Yesterday I had a customer ring and enquire on the availability of a couple of flowers for an upcoming party she has in a few weeks. One was lavender, which is readily available at the moment, but the other was Frangipani. Given that we are in the throes of winter, Frangipani are not commercially available. Having said that, there may indeed be a random tree in your street with a few token blooms, and interstate or international suppliers may indeed also have them available- but at what cost and what quality?
After further discussion, and having suggested other scented flowers or even the possibility of using artificial Frangipani, I discovered the actually the lady had intended to use the Frangipani as decoration on and around the cake. Wowzers! What worries me most about this situation is that had she been able to get them from a neighbour down the street, she may well have used them, had my price not been comparable (to free!)

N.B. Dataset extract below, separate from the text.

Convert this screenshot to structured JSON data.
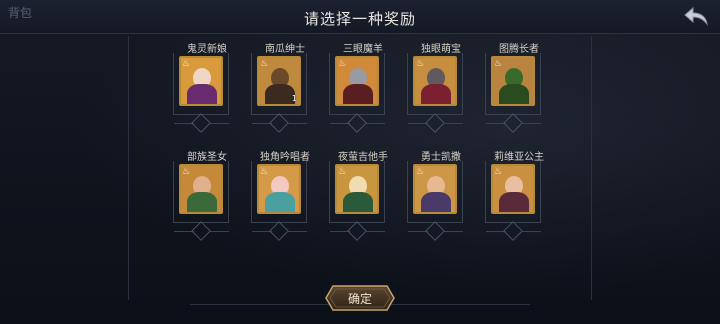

But this is where industry professionals are an invaluable resource. Frangipani (or Plumeria) are related to the Oleander Plant, both of which possess a poisonous milky sap, similar to that of the Euphorbia family. A cut on any part of the Frangipani tree will exude a milky, sticky sap, which is poisonous to both humans and animals. That said, Frangipani are not an appropriate choice for decoration of food products unless they are prepared appropriately. Simply placing the blooms on the cake with no barrier would be insufficient in terms of protecting the food from possible contamination from the sap.
A trained florist can wire and parafilm (tape) each bloom for you so that you are able to use the Frangipani effectively on food products. This is fiddly, and will cost you a little, but it is certainly worth the investment I think.
Other poisonous blooms include, but are not limited to:
- Calla Lily
- Lily of the Valley
Now fear not, eating a small quantity of most of these blooms will not likely result in death, but larger quantities might. Most of these flowers if ingested will give a severe case of diahorrea, vomiting, headaches and cramps. It is just something that you should be mindful of if you are considering D.I.Y-ing for your next party or soirée.
As a general rule, it is not recommended that flowers that are grown for florists are used directly on a cake in any case, poisonous or not. This is simply because they may have been sprayed with chemical, fumigated or dipped in products like ‘Round Up’ so that they cannot be struck and grown from a cutting (in the case of imported products that may be harmful to Australia’s unique environment).
Flowers that have been grown for a florists commercial use, should firstly be cut, then wired to create an artificial stem, then taped using a plastic tape film to prevent any transfer of plant material to the cake.
Cake pieces do tend to be fiddly as a result of all this time consuming work, and therefore can be costly but really, it is a small price to pay to ensure you keep all your guests safe.
After all your hard work party planning, you don’t want one of your guests, or yourself to fall ill….that would really be the icing on the cake!